DER SERBISCHE ANWALT begleitet den jungen Mann bei seiner Arbeit, zeigt ihn bei Zeugenvernehmungen in den Niederlanden und in Bosnien, bei Diskussionen mit seinen slowenischen Schwiegereltern, mit Freunden und bei Autofahrten von einem Termin zum nächsten. Karadžić selbst gibt kein Interview, auch durfte augenscheinlich nicht im Gerichtssaal gedreht werden. Dadurch lastet der ganze Film auf den Schultern nur eines Protagonisten, der jedoch trotz der ständigen Kamerabegleitung farblos bleibt. Ein sehr reflektierter Mann, der kluge Sätze spricht, aber kaum Leidenschaft ausstrahlt. Auch liegt es in der Natur der Sache, daß das sorgfältige Studium von Akten wenig cineastisches Material bietet.
Es gelingt Regisseur und Drehbuchautor Aleksandar Nikolic nicht, diese trockene Materie in packende Bilder zu übersetzen. Noch schwerer wiegt, daß er dem Zuschauer die politischen und historischen Hintergründe des Karadžić-Prozesses nicht vermittelt. Die Gemengelage ist unübersichtlich und läßt sich nur unzureichend über zwischendurch eingeblendete Infoschnipsel darstellen.
Am stärksten ist der Film dann, wenn deutlich wird, wie schwer, wenn nicht unmöglich, es ist, eine objektive Wahrheit über das damalige Geschehen herauszufinden. Sie wird unsichtbar in hunderten Aktenmetern und tausenden Zeugenvernehmungen. Auch Marko Sladojević beginnt zunehmend, an seinem Tun zu zweifeln.
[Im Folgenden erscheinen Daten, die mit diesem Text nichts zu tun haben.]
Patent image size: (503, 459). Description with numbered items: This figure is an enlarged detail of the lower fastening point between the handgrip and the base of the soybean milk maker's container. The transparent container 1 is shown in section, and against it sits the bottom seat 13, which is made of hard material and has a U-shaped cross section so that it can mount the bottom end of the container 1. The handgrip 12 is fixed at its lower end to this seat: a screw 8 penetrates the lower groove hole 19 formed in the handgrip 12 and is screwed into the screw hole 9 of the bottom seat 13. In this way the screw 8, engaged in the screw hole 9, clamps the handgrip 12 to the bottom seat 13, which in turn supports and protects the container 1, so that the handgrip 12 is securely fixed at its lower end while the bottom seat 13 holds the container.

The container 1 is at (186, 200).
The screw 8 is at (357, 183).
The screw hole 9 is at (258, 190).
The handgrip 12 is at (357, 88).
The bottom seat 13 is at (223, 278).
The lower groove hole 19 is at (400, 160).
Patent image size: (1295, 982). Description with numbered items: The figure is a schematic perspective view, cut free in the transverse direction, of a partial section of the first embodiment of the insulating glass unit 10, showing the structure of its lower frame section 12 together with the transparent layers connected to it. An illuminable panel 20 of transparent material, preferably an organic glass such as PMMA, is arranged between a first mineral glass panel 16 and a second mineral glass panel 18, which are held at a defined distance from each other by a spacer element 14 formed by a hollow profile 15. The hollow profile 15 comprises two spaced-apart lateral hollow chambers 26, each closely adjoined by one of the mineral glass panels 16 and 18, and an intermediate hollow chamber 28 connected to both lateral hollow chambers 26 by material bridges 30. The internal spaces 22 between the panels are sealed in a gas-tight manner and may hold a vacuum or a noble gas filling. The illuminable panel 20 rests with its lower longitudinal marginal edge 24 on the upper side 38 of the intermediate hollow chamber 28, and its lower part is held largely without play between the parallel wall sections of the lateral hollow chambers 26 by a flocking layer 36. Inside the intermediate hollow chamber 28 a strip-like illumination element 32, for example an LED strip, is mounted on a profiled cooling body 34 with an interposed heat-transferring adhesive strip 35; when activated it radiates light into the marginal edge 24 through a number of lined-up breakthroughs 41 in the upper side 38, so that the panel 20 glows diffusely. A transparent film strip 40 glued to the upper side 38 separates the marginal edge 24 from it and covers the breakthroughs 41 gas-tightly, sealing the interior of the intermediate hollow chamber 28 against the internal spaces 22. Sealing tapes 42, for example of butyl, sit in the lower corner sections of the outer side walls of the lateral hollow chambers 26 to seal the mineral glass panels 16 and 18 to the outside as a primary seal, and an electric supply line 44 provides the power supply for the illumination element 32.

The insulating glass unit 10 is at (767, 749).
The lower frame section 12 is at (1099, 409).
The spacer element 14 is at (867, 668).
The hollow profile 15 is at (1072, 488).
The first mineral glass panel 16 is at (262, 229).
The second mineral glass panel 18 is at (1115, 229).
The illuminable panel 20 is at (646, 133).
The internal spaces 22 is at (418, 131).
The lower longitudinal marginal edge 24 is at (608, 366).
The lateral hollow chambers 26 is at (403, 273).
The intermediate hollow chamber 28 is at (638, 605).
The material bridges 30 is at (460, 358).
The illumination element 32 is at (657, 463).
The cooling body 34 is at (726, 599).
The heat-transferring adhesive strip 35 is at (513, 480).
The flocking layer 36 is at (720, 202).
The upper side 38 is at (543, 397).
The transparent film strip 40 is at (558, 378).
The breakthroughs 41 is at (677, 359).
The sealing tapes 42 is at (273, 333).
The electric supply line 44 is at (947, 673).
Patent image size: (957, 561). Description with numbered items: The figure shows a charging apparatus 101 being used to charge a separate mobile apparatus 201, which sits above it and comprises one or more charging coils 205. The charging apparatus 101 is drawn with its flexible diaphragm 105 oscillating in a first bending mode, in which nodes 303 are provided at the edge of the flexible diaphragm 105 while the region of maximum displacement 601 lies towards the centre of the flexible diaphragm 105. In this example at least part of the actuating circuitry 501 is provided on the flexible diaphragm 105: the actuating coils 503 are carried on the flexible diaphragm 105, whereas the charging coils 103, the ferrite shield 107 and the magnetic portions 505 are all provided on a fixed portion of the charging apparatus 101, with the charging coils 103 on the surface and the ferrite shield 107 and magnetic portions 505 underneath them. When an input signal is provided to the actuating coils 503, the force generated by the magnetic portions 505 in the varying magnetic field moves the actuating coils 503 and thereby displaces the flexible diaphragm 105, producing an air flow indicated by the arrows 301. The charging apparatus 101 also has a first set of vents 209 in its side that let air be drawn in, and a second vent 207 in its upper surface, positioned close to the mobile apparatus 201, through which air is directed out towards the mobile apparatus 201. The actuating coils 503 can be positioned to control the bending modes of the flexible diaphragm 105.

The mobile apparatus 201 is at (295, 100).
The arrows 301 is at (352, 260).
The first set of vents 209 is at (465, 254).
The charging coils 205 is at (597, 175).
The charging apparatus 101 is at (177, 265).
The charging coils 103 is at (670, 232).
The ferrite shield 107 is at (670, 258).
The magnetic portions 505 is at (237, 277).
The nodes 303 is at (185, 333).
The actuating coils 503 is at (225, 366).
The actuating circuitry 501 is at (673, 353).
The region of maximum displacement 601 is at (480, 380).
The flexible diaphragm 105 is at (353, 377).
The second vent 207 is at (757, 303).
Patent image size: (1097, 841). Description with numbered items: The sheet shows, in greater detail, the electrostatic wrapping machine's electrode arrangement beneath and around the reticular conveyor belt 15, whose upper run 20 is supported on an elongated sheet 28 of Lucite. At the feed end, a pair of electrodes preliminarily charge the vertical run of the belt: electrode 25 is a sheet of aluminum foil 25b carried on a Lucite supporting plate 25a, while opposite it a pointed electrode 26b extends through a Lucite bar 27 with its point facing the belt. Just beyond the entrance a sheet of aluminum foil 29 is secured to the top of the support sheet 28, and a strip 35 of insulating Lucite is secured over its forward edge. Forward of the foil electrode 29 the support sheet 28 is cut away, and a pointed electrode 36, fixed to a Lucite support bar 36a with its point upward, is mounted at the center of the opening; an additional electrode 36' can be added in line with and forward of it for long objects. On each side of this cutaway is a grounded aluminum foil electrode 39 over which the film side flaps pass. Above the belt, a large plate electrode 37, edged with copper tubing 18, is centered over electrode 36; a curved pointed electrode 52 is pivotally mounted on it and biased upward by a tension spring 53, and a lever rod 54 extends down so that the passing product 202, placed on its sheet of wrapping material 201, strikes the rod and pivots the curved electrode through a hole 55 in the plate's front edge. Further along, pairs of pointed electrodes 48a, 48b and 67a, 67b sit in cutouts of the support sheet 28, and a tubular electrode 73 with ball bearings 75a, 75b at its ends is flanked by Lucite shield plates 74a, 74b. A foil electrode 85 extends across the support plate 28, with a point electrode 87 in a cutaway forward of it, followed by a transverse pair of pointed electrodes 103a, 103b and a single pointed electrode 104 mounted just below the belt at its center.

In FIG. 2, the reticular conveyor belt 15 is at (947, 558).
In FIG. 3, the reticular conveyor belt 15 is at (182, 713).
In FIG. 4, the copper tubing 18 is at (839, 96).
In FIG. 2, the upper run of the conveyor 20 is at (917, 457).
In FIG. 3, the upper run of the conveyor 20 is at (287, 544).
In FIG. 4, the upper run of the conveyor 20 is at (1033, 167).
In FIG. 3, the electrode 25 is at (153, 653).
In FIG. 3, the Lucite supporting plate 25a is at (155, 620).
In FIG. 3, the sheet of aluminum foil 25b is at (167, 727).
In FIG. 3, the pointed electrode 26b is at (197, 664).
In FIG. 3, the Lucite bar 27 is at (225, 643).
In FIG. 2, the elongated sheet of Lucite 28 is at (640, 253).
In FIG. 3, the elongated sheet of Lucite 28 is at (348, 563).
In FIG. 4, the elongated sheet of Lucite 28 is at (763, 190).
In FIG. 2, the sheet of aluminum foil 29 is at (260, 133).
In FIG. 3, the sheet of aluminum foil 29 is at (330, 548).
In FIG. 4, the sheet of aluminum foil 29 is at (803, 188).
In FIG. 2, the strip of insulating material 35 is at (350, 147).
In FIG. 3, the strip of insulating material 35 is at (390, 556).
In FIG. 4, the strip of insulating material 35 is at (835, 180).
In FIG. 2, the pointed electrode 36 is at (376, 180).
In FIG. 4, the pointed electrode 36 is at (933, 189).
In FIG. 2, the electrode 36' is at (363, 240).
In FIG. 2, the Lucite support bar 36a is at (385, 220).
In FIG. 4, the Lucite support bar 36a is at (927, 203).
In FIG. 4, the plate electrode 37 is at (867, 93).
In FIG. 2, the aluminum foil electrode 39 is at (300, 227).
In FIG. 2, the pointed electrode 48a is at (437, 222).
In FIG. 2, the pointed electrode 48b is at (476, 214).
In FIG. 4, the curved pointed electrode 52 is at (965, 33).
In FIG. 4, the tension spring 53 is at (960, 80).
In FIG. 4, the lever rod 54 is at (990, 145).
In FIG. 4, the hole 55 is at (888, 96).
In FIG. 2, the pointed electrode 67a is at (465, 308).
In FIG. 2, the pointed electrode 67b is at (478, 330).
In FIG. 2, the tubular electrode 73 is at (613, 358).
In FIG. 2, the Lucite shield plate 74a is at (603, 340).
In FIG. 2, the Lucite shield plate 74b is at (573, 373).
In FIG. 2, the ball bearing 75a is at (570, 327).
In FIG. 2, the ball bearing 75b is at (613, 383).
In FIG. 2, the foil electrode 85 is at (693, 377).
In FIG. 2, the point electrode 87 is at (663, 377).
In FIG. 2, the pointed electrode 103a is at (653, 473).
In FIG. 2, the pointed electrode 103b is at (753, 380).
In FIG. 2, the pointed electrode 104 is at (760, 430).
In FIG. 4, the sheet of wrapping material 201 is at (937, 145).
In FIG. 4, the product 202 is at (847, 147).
Das Einzige, woran kein Zweifel besteht, ist der brennende Schmerz der Hinterbliebenen über den Verlust ihrer Lieben.
D/Serbien/GB/Niederlande 2014, 82 min
FSK 16
Verleih: Barnsteiner
Genre: Dokumentation, Polit
Regie: Aleksandar Nikolic
Kinostart: 14.01.16
[ Dörthe Gromes ]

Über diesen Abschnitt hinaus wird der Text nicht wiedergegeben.